Chernobyl, Iodine and the DarkNet

I was six years old when the Chernobyl disaster happened. I was too young to understand the news and there was nothing on the news to begin with. I lived behind the “Iron Curtain” and all information was strictly controlled by the government.

This was before the internet, but people had their means of getting underground information — my grandfather for example was an avid HAM radio fan and would listen to Radio Free Europe and others. Our government continuously tried to jam the frequencies, and my grandfather would come up with ever more creative ways around that.

It is from one of these underground radios that the news of Chernobyl finally reached my family. It spread like wildfire through word of mouth, and very soon the government reacted — they made an official statement there there is “No radioactive cloud” coming our way. But by then their credibility had already been undermined. My country was in the final stages of communism with Perestroika being all the rage. But despite that, trust in the official sources of information had eroded greatly.

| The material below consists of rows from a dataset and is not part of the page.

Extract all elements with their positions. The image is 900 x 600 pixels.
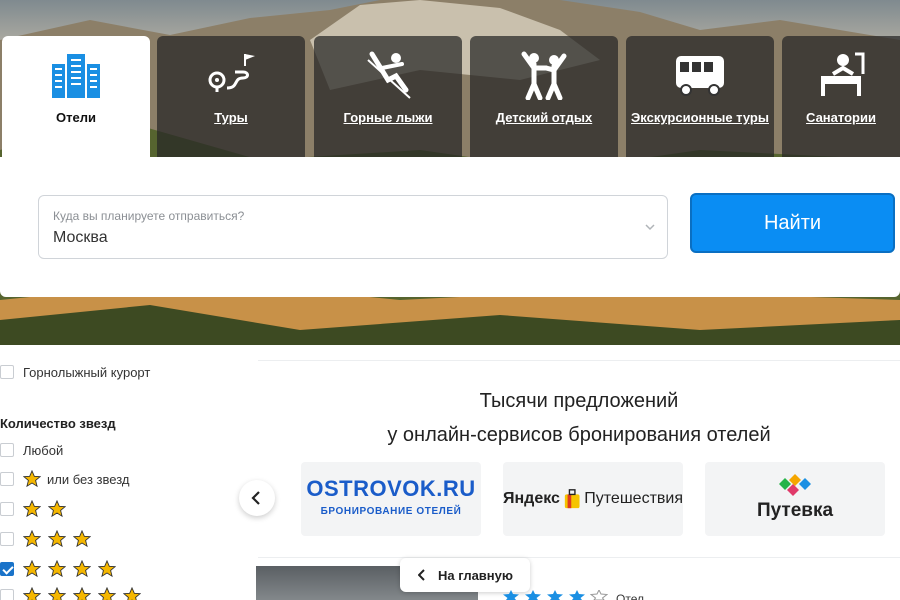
filter-stars-2[interactable] [0,499,66,519]
star-outline-icon [590,590,608,600]
star-icon [23,470,41,488]
checkbox[interactable] [0,589,14,600]
tab-label: Отели [56,110,96,125]
chevron-left-icon [251,491,260,505]
yandex-logo-text: Яндекс [503,490,560,507]
partners-section: Тысячи предложений у онлайн-сервисов бро… [258,360,900,600]
back-button-label: На главную [438,567,513,583]
partner-ostrovok[interactable]: OSTROVOK.RU БРОНИРОВАНИЕ ОТЕЛЕЙ [301,462,481,536]
filter-stars-3[interactable] [0,529,91,549]
checkbox-checked[interactable] [0,562,14,576]
skier-icon [367,51,411,99]
filter-stars-1[interactable]: или без звезд [0,469,129,489]
filter-ski-resort[interactable]: Горнолыжный курорт [0,362,150,382]
checkbox[interactable] [0,472,14,486]
destination-input[interactable] [53,229,613,247]
tab-label: Горные лыжи [343,110,433,125]
putevka-logo-text: Путевка [756,500,834,521]
star-icon [98,587,116,600]
hotel-type-label: Отел [616,592,644,600]
checkbox[interactable] [0,443,14,457]
star-icon [48,500,66,518]
tab-tours[interactable]: Туры [157,36,305,158]
spa-icon [821,52,865,96]
hotel-rating [502,590,608,600]
destination-placeholder: Куда вы планируете отправиться? [53,209,245,223]
filter-stars-4[interactable] [0,559,116,579]
ostrovok-tagline: БРОНИРОВАНИЕ ОТЕЛЕЙ [320,506,462,517]
star-icon [48,560,66,578]
star-icon [48,530,66,548]
route-icon [208,54,255,92]
partner-yandex-travel[interactable]: Яндекс Путешествия [503,462,683,536]
partner-putevka[interactable]: Путевка [705,462,885,536]
star-icon [73,587,91,600]
checkbox[interactable] [0,365,14,379]
checkbox[interactable] [0,502,14,516]
bus-icon [676,56,724,96]
tab-excursions[interactable]: Экскурсионные туры [626,36,774,158]
star-icon [123,587,141,600]
chevron-left-icon [418,569,425,581]
star-icon [23,587,41,600]
carousel-prev-button[interactable] [239,480,275,516]
chevron-down-icon[interactable] [645,222,655,232]
star-icon [569,590,585,600]
putevka-logo-icon [779,474,811,496]
star-icon [503,590,519,600]
tab-ski[interactable]: Горные лыжи [314,36,462,158]
search-panel: Куда вы планируете отправиться? Найти [0,157,900,297]
filter-label: или без звезд [47,471,130,487]
tab-hotels[interactable]: Отели [2,36,150,158]
star-icon [547,590,563,600]
star-icon [48,587,66,600]
star-icon [23,530,41,548]
tab-label: Экскурсионные туры [631,110,769,125]
children-icon [521,51,567,100]
suitcase-icon [564,489,580,509]
partners-title-line1: Тысячи предложений [479,390,679,412]
checkbox[interactable] [0,532,14,546]
category-tabs: Отели Туры Горные лыжи Детский отдых Экс… [0,36,900,158]
star-icon [23,500,41,518]
stars-heading: Количество звезд [0,416,116,431]
star-icon [73,560,91,578]
destination-field[interactable]: Куда вы планируете отправиться? [38,195,668,259]
back-to-home-button[interactable]: На главную [400,558,530,592]
star-icon [525,590,541,600]
filter-stars-5[interactable] [0,586,141,600]
tab-label: Детский отдых [495,110,593,125]
filter-label: Любой [23,442,64,458]
yandex-service-text: Путешествия [584,490,683,507]
tab-label: Санатории [806,110,876,125]
partners-title-line2: у онлайн-сервисов бронирования отелей [387,424,771,446]
filter-stars-any[interactable]: Любой [0,440,63,460]
tab-sanatoriums[interactable]: Санатории [782,36,900,158]
ostrovok-logo-text: OSTROVOK.RU [306,476,476,501]
tab-label: Туры [214,110,248,125]
star-icon [73,530,91,548]
find-button[interactable]: Найти [690,193,895,253]
tab-kids[interactable]: Детский отдых [470,36,618,158]
filter-label: Горнолыжный курорт [23,364,151,380]
star-icon [23,560,41,578]
star-icon [98,560,116,578]
hotel-icon [52,54,100,98]
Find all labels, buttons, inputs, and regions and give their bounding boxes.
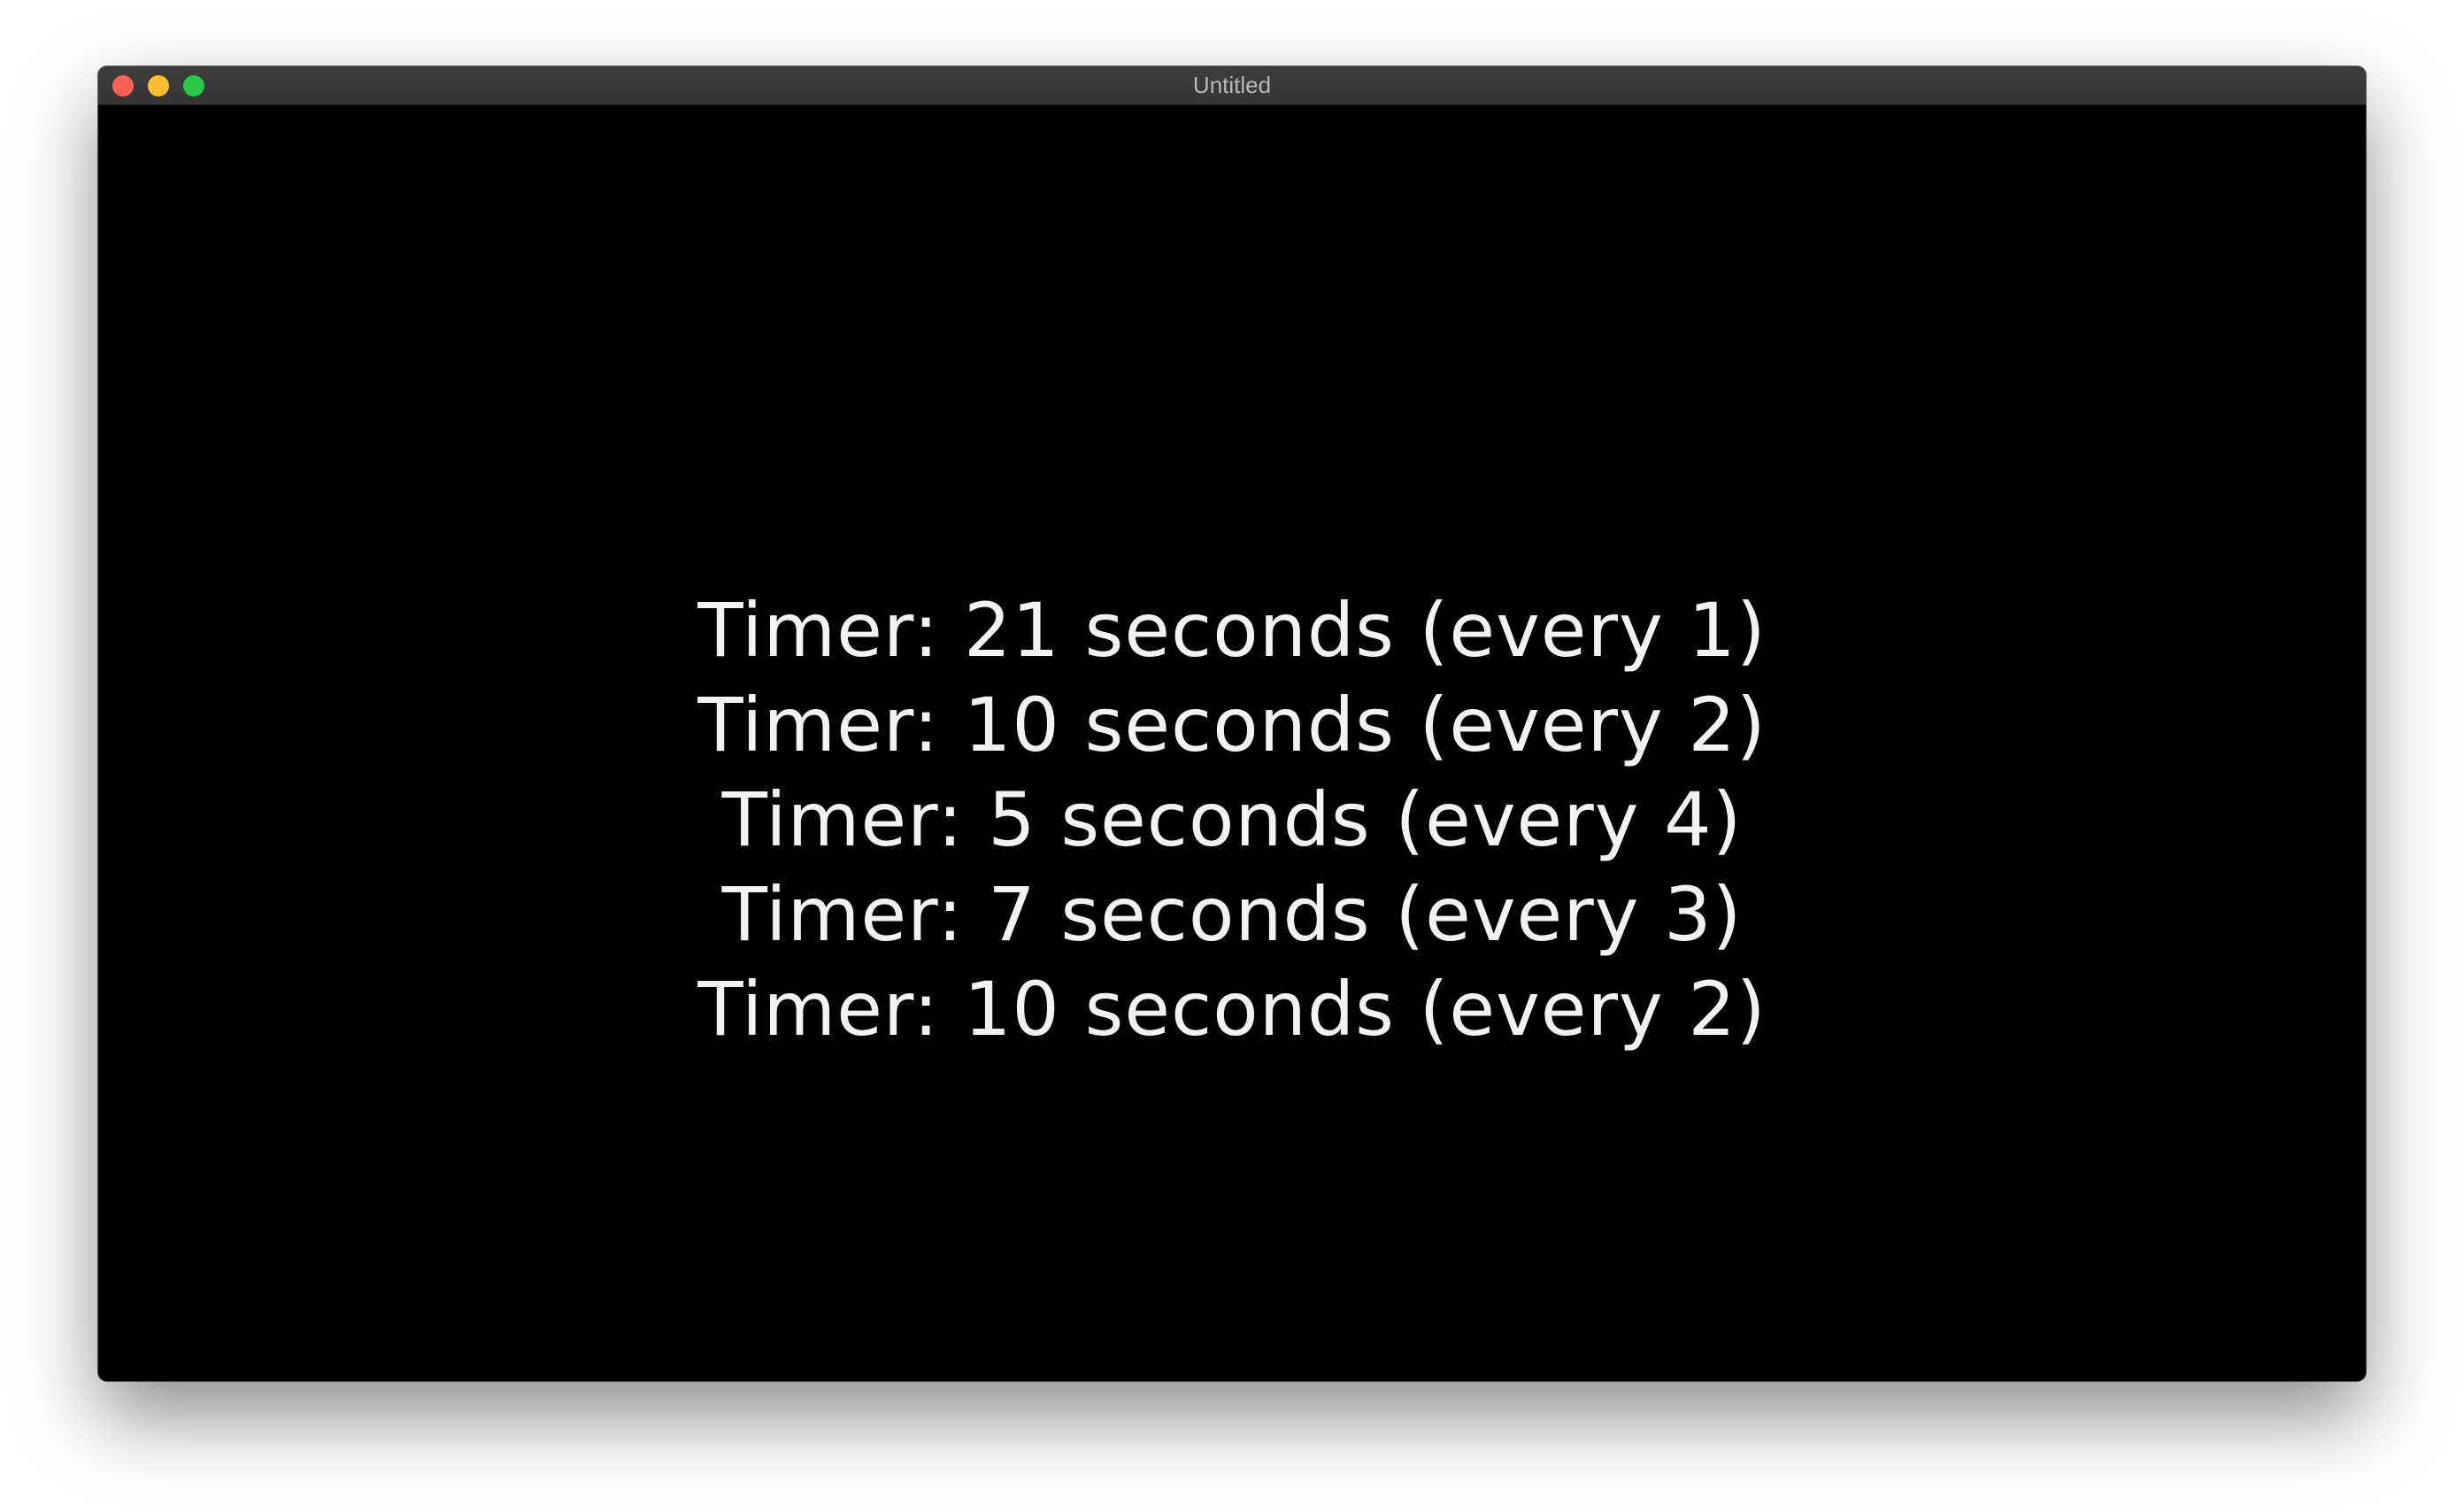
window-title: Untitled [1192,72,1272,98]
canvas-area: Timer: 21 seconds (every 1) Timer: 10 se… [98,105,2366,1381]
timer-line: Timer: 5 seconds (every 4) [721,776,1743,863]
timer-line: Timer: 7 seconds (every 3) [721,871,1743,958]
timer-line: Timer: 10 seconds (every 2) [697,966,1767,1053]
title-bar[interactable]: Untitled [98,66,2366,105]
timer-line: Timer: 21 seconds (every 1) [697,587,1767,674]
timer-line: Timer: 10 seconds (every 2) [697,682,1767,768]
timer-list: Timer: 21 seconds (every 1) Timer: 10 se… [98,583,2366,1057]
app-window: Untitled Timer: 21 seconds (every 1) Tim… [98,66,2366,1381]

Once again from the underground radios, advice came to supplement one’s diet with Iodine in order to decrease the risk of thyroid cancer. My mother listened to this advice and forced me to take sugar cubes with drops of iodine. I didn’t mind the taste, but I still remember how worried she was and how reluctant she was to explain why I had to take this weird medicine. But I’m grateful she insisted because this may have saved my life.

I sometimes think of what the reaction would be if Chernobyl happened today. Thanks to the above incident I don’t trust any government to be an arbiter of information. And I’m terrified by the ability of some governments to shut down the internet. When they do so, they only reinforce the common belief that retaining their grip on power is more important for them than the well being of their citizens.

That is why I work on a DarkNet called I2P. I believe the Tor and I2P networks are the modern day equivalents of the HAM radios my grandfather used, and I believe they can really save lives.